Dabei kann ich noch nachvollziehen, dass reiche Leute kein Interesse daran haben, etwas an den bestehenden Verhältnissen zu ändern. Selbst diejenigen unter ihnen, die eben mal ein paar Tausender in einen Wochenend-Workshop „für mehr Verbundenheit und Mindfulness“ investieren, erbringen die dissoziative Leistung, die es braucht, um die Verbundenheit und Achtsamkeit eben nur auf sich und ihresgleichen zu beschränken, mühelos. Dass jedoch auch die Armen diese Ungerechtigkeit hinnehmen, statt auf der Straße brennende Barrikaden zu errichten, kann ich mir nur damit erklären, dass die Lüge, jedem von uns würden die finanziellen Mittel zugeteilt, die er durch sein Talent und seinen Fleiß wert sei, so tief im kollektiven Bewusstsein verankert ist, dass Armut bei den Betroffenen Scham statt Wut auslöst.
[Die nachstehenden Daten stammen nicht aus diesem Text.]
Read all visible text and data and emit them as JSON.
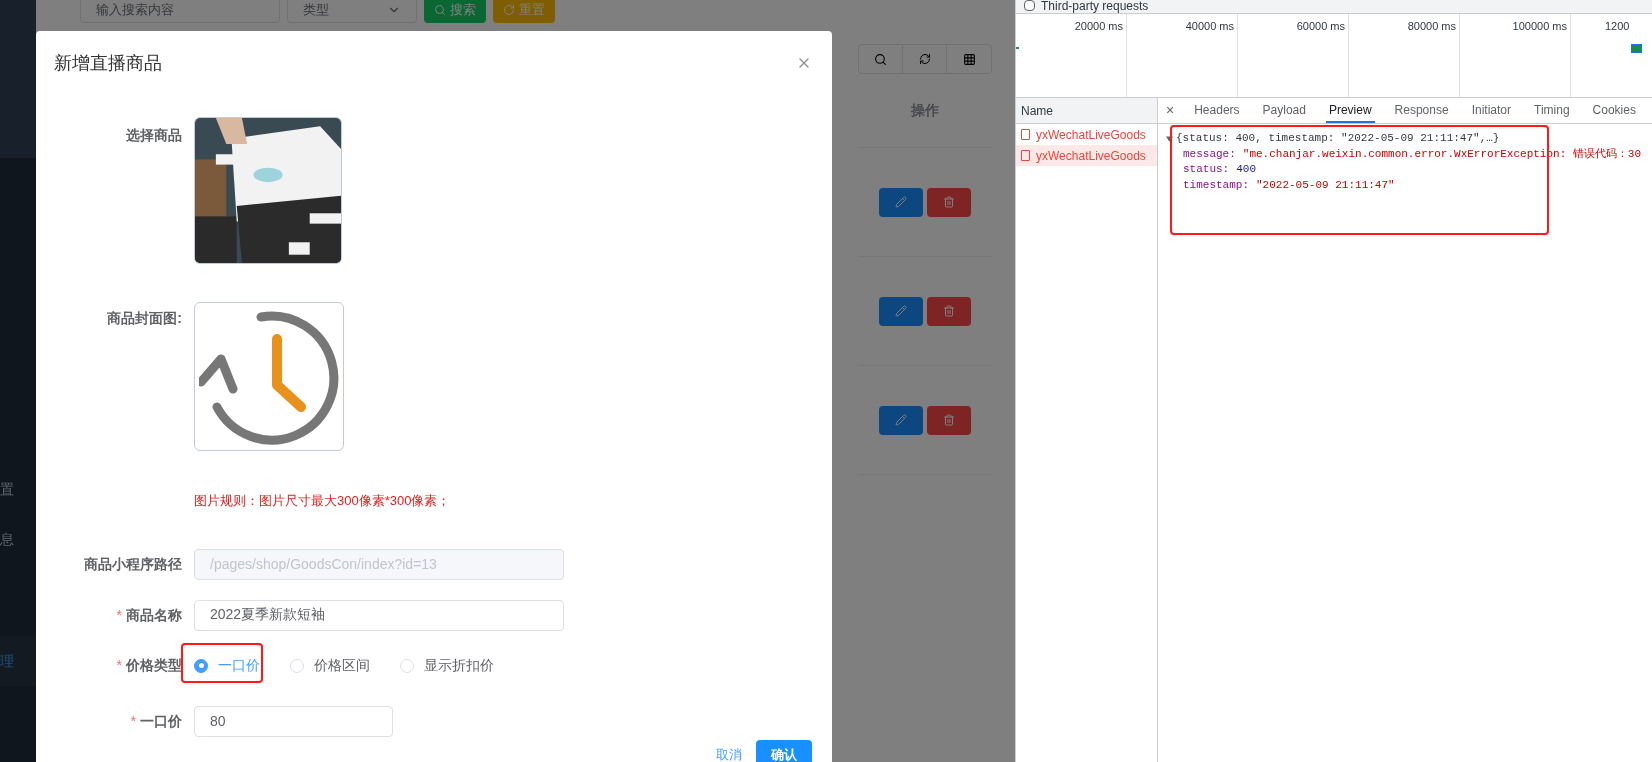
{
  "sidebar": {
    "items": [
      {
        "label": "置",
        "selected": false
      },
      {
        "label": "息",
        "selected": false
      },
      {
        "label": "理",
        "selected": true
      }
    ]
  },
  "toolbar": {
    "search_placeholder": "输入搜索内容",
    "type_placeholder": "类型",
    "search_button": "搜索",
    "reset_button": "重置"
  },
  "table": {
    "columns": [
      "操作"
    ],
    "rows": [
      {
        "kind": "actions"
      },
      {
        "kind": "actions"
      },
      {
        "kind": "actions"
      }
    ]
  },
  "dialog": {
    "title": "新增直播商品",
    "fields": [
      {
        "label": "选择商品"
      },
      {
        "kind": "cover",
        "label": "商品封面图:"
      },
      {
        "kind": "hint",
        "text": "图片规则：图片尺寸最大300像素*300像素；"
      },
      {
        "kind": "input",
        "label": "商品小程序路径",
        "value": "/pages/shop/GoodsCon/index?id=13",
        "disabled": true
      },
      {
        "kind": "input",
        "label": "商品名称",
        "mark": "*",
        "value": "2022夏季新款短袖",
        "disabled": false
      },
      {
        "kind": "radio",
        "label": "价格类型",
        "mark": "*",
        "options": [
          {
            "label": "一口价",
            "selected": true
          },
          {
            "label": "价格区间",
            "selected": false
          },
          {
            "label": "显示折扣价",
            "selected": false
          }
        ]
      },
      {
        "kind": "price",
        "label": "一口价",
        "mark": "*",
        "value": "80",
        "disabled": false
      }
    ],
    "cancel_button": "取消",
    "confirm_button": "确认"
  },
  "devtools": {
    "filter": {
      "label": "Third-party requests",
      "checked": false
    },
    "timeline_ticks": [
      "20000 ms",
      "40000 ms",
      "60000 ms",
      "80000 ms",
      "100000 ms",
      "1200"
    ],
    "name_header": "Name",
    "requests": [
      {
        "name": "yxWechatLiveGoods",
        "selected": false
      },
      {
        "name": "yxWechatLiveGoods",
        "selected": true
      }
    ],
    "close_label": "×",
    "tabs": [
      {
        "label": "Headers",
        "selected": false
      },
      {
        "label": "Payload",
        "selected": false
      },
      {
        "label": "Preview",
        "selected": true
      },
      {
        "label": "Response",
        "selected": false
      },
      {
        "label": "Initiator",
        "selected": false
      },
      {
        "label": "Timing",
        "selected": false
      },
      {
        "label": "Cookies",
        "selected": false
      }
    ],
    "preview": {
      "summary": "{status: 400, timestamp: \"2022-05-09 21:11:47\",…}",
      "fields": [
        {
          "key": "message:",
          "value": "\"me.chanjar.weixin.common.error.WxErrorException: 错误代码：30",
          "kind": "string"
        },
        {
          "key": "status:",
          "value": "400",
          "kind": "number"
        },
        {
          "key": "timestamp:",
          "value": "\"2022-05-09 21:11:47\"",
          "kind": "string"
        }
      ]
    }
  }
}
Was man sich leisten kann, hängt davon ab, was man leistet. Punkt. Ganz schön clever! Und nicht nur die Wut nehmen wir den Armen, sondern auch jede Form von Stolz und Würde: Wie soll man würdevoll für die eigene Abschaffung sein? Man kann stolz darauf sein, eine Frau zu sein, schwarz zu sein, queer zu sein. Aber arm? Arm sein will keiner! 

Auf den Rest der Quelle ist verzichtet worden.